For remote Data Collectors, update them to connect to the recovery Data Aggregator. For more information, see Configure Data Collector When the Data Aggregator IP Address Changes.
(Optional) Test the Recovery System
You can optionally test the recovery system manually.
Follow these steps:
  1. Pause the incremental data transfer.
  2. Start the Data Repository:
    1. Log in to the recovery database cluster as the database admin user.
    2. Open Vertica admin Tools:
      /opt/vertica/bin/adminTools
    3. Select (3) Start Database.
    4. Press the Space bar next to the database name, select OK, and press Enter.
      You are prompted for the database password.
    5. Enter the database password and press Enter.
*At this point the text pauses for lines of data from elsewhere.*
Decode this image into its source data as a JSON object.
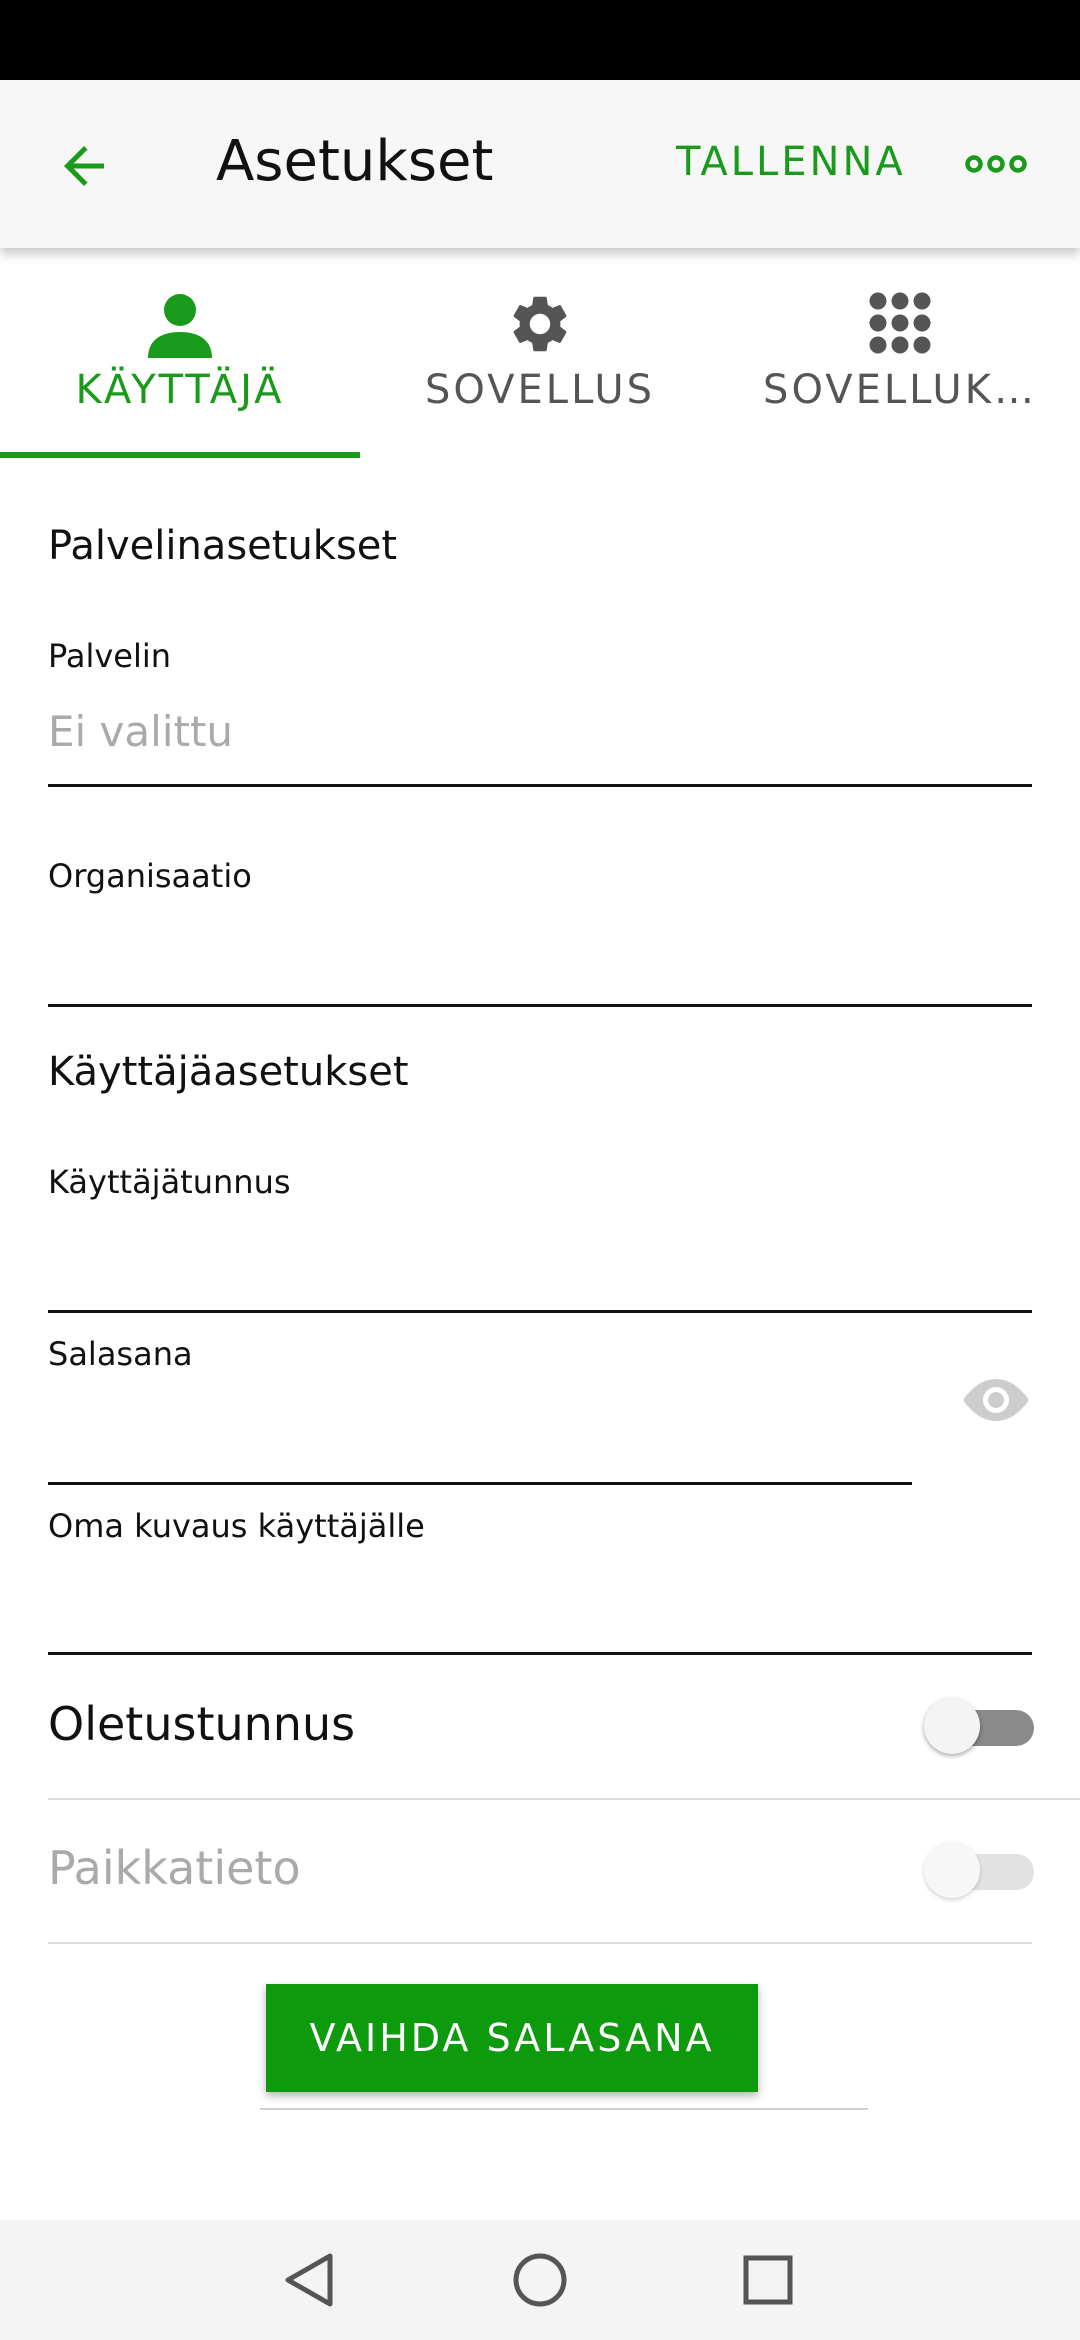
{
  "app_bar": {
    "title": "Asetukset",
    "save_label": "TALLENNA"
  },
  "tabs": [
    {
      "label": "KÄYTTÄJÄ",
      "icon": "person-icon",
      "active": true
    },
    {
      "label": "SOVELLUS",
      "icon": "gear-icon",
      "active": false
    },
    {
      "label": "SOVELLUK…",
      "icon": "apps-grid-icon",
      "active": false
    }
  ],
  "server_section": {
    "title": "Palvelinasetukset",
    "server_label": "Palvelin",
    "server_value": "Ei valittu",
    "organization_label": "Organisaatio",
    "organization_value": ""
  },
  "user_section": {
    "title": "Käyttäjäasetukset",
    "username_label": "Käyttäjätunnus",
    "username_value": "",
    "password_label": "Salasana",
    "password_value": "",
    "description_label": "Oma kuvaus käyttäjälle",
    "description_value": ""
  },
  "toggles": [
    {
      "label": "Oletustunnus",
      "enabled": true,
      "checked": false
    },
    {
      "label": "Paikkatieto",
      "enabled": false,
      "checked": false
    }
  ],
  "change_password_label": "VAIHDA SALASANA",
  "colors": {
    "accent": "#1a9a1a",
    "button": "#0d9a0d",
    "status_bar": "#000000",
    "app_bar": "#f7f7f7"
  }
}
      Data Repository starts.
    6. Select Exit, and press Enter.
    7. Run the Data Repository disaster recovery script:
      /opt/CA/IMDataRepository_vertica/
      your_update_da_dc_database_references.sh
  3. Start the Data Aggregator:
    1. Do one of the following steps:
      • Start the ActiveMQ and Data Aggregator services:
        service activemq start
        service dadaemon start
      •  (Fault tolerant environment) Run one the following commands to enable the fault tolerant Data Aggregator so that it can start when necessary:
        • RHEL 6.x:
          service dadaemon activate
        • RHEL 7.x, SLES, or OL:
          DA_Install_Directory
          /scripts/dadaemon activate
      Data Aggregator starts. If the Data Repository is unavailable, the Data Aggregator shuts down.
  4. Start 
    Performance Center
    :
    1. Restore the 
      Performance Center
       backups. For more information, see Restore Performance Center.
    2. Run the 
      Performance Center
       disaster recovery script:
      /opt/CA/PerformanceCenter/Tools/bin/
      your_update_pc_da_database_references.sh
    3. Start the SSO service:
      service caperfcenter_sso start
    4. Wait one minute, then start the event manager and device manager:
      service caperfcenter_eventmanager start
      service caperfcenter_devicemanager start
    5. Wait one minute, then start the console service:
      service caperfcenter_console start
  5. Log in to the recovery 
    Performance Center
     component and run reports against the recovery Data Repository and Data Aggregator.
  6. Verify the data is available.
  7. (Optional) If you have a set of recovery Data Collectors that you can double-poll for testing, start one or more Data Collectors. Verify polling occurs and the data is stored in the database.
    To prevent the recovery system from issuing duplicate notifications and reports during testing, disable them beforehand.
    1. Use the following command to start the Data Collector service:
      service dcmd start
      The Data Collector restarts. If the Data Aggregator is unavailable, the Data Collector shuts down.
      For remote Data Collectors, update them to connect to the recovery Data Aggregator. For more information, see Configure Data Collector When the Data Aggregator IP Address Changes.
  8. Shut down each component.
    After the next incremental data transfer, the database is in sync with the primary systems again. To fail over or test again, repeat these steps.